Due to the COVID-19 pandemic, the UK has experienced the highest rate of death in many years. At the same time, there has been a marked change in the place of death, with a 67% increase in deaths at home during the first wave of the pandemic; this was sustained at lower levels during the second and third waves (O'Donnell et al, 2021). The circumstances of these home deaths and the quality of the end-of-life care offered has not been reported, but it is well documented that many primary care consultations became remote rather than face-to-face during the pandemic. This change reflected those occurring in many areas of clinical practice and care delivery, both to minimise infection risk and to maximise limited resources.

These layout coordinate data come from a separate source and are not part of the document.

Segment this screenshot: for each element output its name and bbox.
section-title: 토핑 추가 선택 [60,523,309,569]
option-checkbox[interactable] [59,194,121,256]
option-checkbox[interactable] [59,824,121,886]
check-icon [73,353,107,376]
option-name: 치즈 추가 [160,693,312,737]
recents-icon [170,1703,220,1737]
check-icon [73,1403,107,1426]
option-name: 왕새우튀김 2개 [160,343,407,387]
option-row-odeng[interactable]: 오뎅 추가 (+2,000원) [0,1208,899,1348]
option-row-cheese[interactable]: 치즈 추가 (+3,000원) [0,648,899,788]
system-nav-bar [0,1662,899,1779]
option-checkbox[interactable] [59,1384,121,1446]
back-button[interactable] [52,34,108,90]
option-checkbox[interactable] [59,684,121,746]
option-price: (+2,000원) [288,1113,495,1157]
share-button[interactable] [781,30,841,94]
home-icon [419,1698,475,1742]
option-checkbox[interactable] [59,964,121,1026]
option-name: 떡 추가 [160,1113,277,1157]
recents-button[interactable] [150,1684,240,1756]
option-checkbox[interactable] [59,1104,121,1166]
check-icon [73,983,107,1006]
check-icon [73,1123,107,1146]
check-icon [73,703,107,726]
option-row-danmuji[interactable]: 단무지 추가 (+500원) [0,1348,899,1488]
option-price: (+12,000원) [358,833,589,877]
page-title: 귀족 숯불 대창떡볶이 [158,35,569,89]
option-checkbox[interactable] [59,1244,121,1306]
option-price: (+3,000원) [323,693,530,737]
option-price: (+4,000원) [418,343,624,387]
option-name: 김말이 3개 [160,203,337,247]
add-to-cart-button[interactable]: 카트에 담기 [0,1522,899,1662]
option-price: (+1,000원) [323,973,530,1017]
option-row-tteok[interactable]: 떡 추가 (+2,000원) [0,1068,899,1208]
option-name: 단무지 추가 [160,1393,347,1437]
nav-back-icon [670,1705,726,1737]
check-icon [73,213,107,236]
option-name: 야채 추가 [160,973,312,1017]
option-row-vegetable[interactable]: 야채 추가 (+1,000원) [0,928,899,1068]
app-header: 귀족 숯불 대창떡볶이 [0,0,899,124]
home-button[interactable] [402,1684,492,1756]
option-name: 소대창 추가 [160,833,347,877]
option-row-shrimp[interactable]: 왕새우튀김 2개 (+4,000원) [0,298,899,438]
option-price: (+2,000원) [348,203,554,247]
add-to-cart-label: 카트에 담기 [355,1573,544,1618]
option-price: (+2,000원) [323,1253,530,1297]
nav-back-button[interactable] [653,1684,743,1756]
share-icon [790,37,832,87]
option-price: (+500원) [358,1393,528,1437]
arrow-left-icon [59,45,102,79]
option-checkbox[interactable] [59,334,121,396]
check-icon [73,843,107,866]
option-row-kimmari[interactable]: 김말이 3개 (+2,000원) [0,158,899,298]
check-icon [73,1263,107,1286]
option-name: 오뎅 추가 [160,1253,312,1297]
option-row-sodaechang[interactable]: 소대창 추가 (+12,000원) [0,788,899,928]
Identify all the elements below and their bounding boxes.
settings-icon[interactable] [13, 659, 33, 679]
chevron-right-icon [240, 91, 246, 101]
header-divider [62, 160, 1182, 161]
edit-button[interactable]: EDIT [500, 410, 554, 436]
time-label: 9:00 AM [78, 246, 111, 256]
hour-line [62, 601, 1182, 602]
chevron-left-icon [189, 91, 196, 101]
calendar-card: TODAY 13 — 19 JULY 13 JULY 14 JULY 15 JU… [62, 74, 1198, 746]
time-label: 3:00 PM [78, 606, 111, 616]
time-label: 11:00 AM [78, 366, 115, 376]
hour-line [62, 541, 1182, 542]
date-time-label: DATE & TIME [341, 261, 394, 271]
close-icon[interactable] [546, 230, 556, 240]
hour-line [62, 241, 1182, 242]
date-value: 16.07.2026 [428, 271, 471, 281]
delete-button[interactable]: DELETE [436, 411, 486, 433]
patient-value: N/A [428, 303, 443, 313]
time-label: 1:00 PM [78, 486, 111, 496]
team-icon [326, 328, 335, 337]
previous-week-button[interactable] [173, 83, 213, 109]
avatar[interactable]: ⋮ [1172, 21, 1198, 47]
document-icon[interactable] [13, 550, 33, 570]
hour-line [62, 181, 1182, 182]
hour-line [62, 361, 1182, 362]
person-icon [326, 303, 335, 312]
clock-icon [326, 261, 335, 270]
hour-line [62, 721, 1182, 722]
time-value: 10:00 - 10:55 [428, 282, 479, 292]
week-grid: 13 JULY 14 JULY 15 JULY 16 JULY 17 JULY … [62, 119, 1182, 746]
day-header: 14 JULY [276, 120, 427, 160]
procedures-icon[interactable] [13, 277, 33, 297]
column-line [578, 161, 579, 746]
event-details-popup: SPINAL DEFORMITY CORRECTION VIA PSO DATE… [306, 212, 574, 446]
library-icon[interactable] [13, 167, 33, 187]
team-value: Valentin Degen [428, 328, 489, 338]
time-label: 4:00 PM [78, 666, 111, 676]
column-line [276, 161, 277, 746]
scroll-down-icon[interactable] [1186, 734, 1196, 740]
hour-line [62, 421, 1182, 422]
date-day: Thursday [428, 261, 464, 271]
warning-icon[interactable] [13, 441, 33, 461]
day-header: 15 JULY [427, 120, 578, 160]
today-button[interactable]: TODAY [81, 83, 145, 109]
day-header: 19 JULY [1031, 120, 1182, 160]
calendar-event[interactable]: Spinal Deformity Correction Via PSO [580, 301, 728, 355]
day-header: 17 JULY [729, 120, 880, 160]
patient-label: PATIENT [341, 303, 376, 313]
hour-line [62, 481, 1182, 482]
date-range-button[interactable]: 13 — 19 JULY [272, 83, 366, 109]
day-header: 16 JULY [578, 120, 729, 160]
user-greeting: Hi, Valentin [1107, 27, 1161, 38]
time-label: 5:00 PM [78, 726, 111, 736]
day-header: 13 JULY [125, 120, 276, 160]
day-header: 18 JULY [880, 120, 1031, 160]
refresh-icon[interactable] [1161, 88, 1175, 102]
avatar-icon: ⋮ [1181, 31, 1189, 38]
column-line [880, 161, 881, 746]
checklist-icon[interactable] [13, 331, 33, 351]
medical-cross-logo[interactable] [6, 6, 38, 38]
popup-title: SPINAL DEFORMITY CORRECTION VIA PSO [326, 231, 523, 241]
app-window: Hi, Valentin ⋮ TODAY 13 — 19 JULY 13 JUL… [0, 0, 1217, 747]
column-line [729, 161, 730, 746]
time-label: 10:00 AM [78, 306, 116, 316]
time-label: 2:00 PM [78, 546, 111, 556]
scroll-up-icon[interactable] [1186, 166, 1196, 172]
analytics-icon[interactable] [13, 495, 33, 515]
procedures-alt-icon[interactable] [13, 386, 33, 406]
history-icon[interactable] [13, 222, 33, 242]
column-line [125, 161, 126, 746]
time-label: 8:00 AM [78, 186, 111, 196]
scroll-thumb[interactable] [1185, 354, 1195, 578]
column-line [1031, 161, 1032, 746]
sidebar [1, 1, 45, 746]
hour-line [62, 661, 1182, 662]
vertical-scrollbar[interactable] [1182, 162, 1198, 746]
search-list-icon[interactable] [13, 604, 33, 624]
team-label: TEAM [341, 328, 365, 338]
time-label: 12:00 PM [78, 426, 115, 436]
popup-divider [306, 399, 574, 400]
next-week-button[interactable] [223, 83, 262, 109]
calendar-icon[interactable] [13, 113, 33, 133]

Prior to the pandemic, much palliative and end-of-life care was oriented towards supporting people with cancer rather than non-malignant conditions and frailty, despite the growing needs of those with complex multi-morbidities and frailty who are living longer (Polak et al, 2020). The National Institute of Health and Care Excellence (NICE) (2019) guideline provides service and practice recommendations for all those approaching the end of their lives; this is augmented by another earlier guideline (NICE, 2015) which focuses upon best practice provision during the last few days of life, including access to appropriate symptom control through anticipatory prescribing. Bowers et al (2021) have described the challenges of providing end-of-life care during the pandemic, many of which district nurses overcame through their innate flexibility and creativity, to ensure that their clients' needs were given primacy. They also identified opportunities for new ways of working and for nursing roles in the community within end-of-life care, which may become embedded post-pandemic when services have a chance to regroup and reflect upon what worked well and what changes are needed to further enhance the delivery of high-quality care.
The first lockdown was not only associated with a significant increase in deaths at home, but also a significant rise in markedly decomposed bodies having coronial autopsies in a central London mortuary (Estrin-Serlui and Osborn, 2021). Researchers noted that every case of a markedly decomposed home death was someone who had lived alone, and they speculated that the public health measures designed to minimise the spread of SARS-CoV-2 within the community increased social isolation, with the frequency of advanced decomposition being a proxy measure of social isolation (Estrin-Serlui and Osborn, 2021). Thus, a death at home may be missed until a chance discovery due to the smell of decomposition or other evidence, such as unexplained long-term absence or non-collection of deliveries. That anyone dies unnoticed in the UK is profoundly sad, and indicates the urgent need to address the social isolation of those living alone in the absence of daily deliveries and the loss of close-knit communities where neighbours are in daily contact. It is to be hoped that ‘building back better’ following the pandemic will include strategies to reduce social isolation, especially among the vulnerable and those at the end of their lives.
‘It is to be hoped that “building back better” following the pandemic will include strategies to reduce social isolation, especially among the vulnerable and those at the end of their lives.’